Ivy momentarily steals the limelight because the camera was wrested from my firm keyboard's grip and onto her popping belly. I have good feelings about this future child!
Mirabelle: Grandpa, what kind of dark blood magic sacrifice do I need to perform to guarantee heirship?
Cesar: ????
Hohohoho, you kids and your silly Hogwarts wishes.
Elise is pretty much a clone of her sister, so I'm really banking on the unborn third baby for some bigger genetic variety.
Catalina: Why are you making me teach the kids how to walk? I have a bad back!
Because I almost always dump toddler skill training on unsuspecting grandparents. It makes for lovely memories!
Besides, the parents are busy being wholesome Disney characters!
James: 'Sup, Dad?
Cesar: Hello, son!
I love unprompted family visits. <3 Like the delicious whipped cream topping on a nice sundae.
And of course a hug for his thrice-pregnant sister because the thought of more little nieces (or nephews) just sends him into internal fits of glee.

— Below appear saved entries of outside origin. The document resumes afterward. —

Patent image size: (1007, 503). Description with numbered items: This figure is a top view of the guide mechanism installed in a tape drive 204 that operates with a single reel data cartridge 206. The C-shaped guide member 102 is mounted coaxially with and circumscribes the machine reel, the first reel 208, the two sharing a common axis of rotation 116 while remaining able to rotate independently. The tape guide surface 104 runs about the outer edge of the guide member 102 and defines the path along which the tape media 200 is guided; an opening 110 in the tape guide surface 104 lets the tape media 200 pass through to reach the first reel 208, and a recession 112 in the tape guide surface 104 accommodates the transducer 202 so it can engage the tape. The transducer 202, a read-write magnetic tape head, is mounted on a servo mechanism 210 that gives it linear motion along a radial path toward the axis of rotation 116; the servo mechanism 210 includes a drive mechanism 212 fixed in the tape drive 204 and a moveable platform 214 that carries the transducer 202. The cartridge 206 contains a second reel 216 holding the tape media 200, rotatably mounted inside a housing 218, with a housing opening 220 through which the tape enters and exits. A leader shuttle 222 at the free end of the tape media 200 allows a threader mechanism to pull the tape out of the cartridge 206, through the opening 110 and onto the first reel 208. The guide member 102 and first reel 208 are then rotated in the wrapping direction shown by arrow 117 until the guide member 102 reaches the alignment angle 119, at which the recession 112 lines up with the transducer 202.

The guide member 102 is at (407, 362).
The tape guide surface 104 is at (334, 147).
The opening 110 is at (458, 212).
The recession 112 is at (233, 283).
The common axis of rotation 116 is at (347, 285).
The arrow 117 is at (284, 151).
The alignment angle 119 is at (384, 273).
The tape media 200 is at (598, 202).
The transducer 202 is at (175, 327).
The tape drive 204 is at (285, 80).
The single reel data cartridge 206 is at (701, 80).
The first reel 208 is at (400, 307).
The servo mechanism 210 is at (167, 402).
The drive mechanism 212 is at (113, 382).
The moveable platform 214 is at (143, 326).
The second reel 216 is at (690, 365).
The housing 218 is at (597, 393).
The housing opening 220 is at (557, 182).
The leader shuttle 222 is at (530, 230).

And who wouldn't be with such a clone-but-still-cute face such as this?
Catalina: *GROAAAAN*
Never had to potty train her own kids so I thought: WHY NOT TRY SOMETHING NEW!? I don't think Catalina's too happy with me, to be honest. XD
Mirabelle: Hey, try tapping the bunny on the ground!
Elise: ?
Mirabelle: You know, to practice your percussion skills!
That's what the xylophone is for, Mirabelle. Sheesh. No need to inflict cruelty on plastic animal heads!
Watch as I take more artsy shots! This one is titled: "Child Cheering At Snowfall Through Window." Time to call the Met!
Ivy: A LITTLE HELP HERE PLEAAAAAASEEEEE
OH. OH CRAPOLA. OK. EVERYONE CALM DOWN. I KNOW WHAT TO DO.
*Saves and runs off to shake the pacifier like a shake-weight*
WOOHOO! Black hair still but brown eyes. I am pleased! Say hello to Tommy the second.
And his brother, Victor. *Jigs*
Elise:Yaay, babies!
Someone else who's excited! Anyway, I think I'll leave it for now. That's all, folks!